2. Par une décision n° 433455 du 7 octobre 2020, le Conseil d'Etat a annulé cet arrêt en tant qu'il a statué sur le montant de la somme que les sociétés Jean-Pierre Lott Architecte et Sibéo Ingénierie ont été condamnées solidairement à verser au département de la Moselle, au motif que la cour n'a pas répondu au moyen tiré de ce que le département de la Moselle aurait commis une faute d'imprudence lors des opérations de réception des travaux susceptible de conduire à un partage de responsabilité. Le Conseil d'Etat a renvoyé l'affaire, dans cette mesure, à la cour administrative d'appel de Nancy.
Sur les conclusions des sociétés Sibéo Ingénierie et Jean-Pierre Lott Architecte :
En ce qui concerne la faute du département :
3. Il est constant que le département de la Moselle a, par le truchement de l'un de ses agents, désigné à l'article 1.3 du cahier des clauses techniques particulières du marché de maîtrise d'œuvre, assuré la conduite d'opération, au sens des dispositions de l'article 6 de la loi du 12 juillet 1985 susvisée, des travaux en litige. En vertu de ces dispositions, le conducteur d'opération a pour mission d'apporter au maître d'ouvrage une assistance générale à caractère administratif, financier et technique. Eu égard à la nature de ces missions qui, indépendamment des missions par ailleurs dévolues aux maîtres d'œuvre, lui imposaient, dès lors qu'il avait choisi de les assumer lui-même, de suivre lui aussi avec une particulière vigilance l'exécution des différents marchés relatifs à l'opération de travaux en litige, le département, en ne s'assurant pas de la réalisation des épreuves de contrôle des pertes d'eau éventuelles sur une durée de vingt-quatre heures, lesquelles, ainsi qu'il a été dit au point 1, auraient permis de déceler la fuite à l'origine du dommage dont il demande la réparation, a commis une faute de nature à exonérer les sociétés Jean-Pierre Lott Architecte et Sibéo Ingénierie de leur responsabilité.

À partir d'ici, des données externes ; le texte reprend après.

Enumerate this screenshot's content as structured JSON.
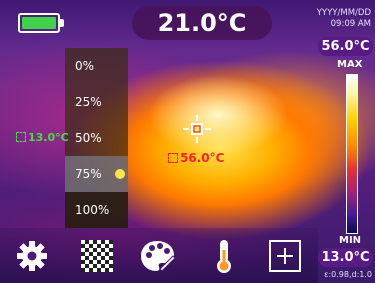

4. A cet égard, le département ne peut pas utilement faire valoir que seul un conducteur d'opération était amené à suivre le chantier pour son compte, et non l'ensemble de ses services techniques, qui intervenaient sur d'autres missions, dès lors qu'il lui appartenait de mettre en œuvre les moyens nécessaires pour assumer la mission de conduite d'opération. Le département ne peut pas non plus utilement se prévaloir de ce que l'agent désigné ne pouvait pas déceler la fuite, localisée dans une canalisation enterrée, dès lors que la faute relevée au point précédent ne réside pas dans cette incapacité, mais dans le défaut de vérification de la réalisation des épreuves de contrôle. Enfin, ainsi qu'il a été dit au point précédent, la circonstance que cette vérification incombait aux maîtres d'œuvre ne dispensait nullement le département d'y être attentif dans le cadre de sa propre mission de conduite d'opération.
5. Néanmoins, dès lors que cette vérification incombait, au premier chef, aux maîtres d'œuvre, il sera fait une juste appréciation de leur part de responsabilité en la fixant à deux tiers, et en laissant ainsi un tiers des conséquences préjudiciables du dommage en litige à la charge du département.
En ce qui concerne l'évaluation du préjudice :
6. Ainsi que le fait valoir le département de la Moselle, l'évaluation du préjudice, dont le Conseil d'Etat a, du reste, expressément confirmé le bien-fondé, excède les limites du renvoi de l'affaire à la cour. Cette dernière ne pouvant pas statuer une nouvelle fois sur cette question irrévocablement tranchée, les sociétés Sibéo Ingénierie et Jean-Pierre Lott Architecte ne sont, par suite, pas recevables à la soulever à nouveau devant elle.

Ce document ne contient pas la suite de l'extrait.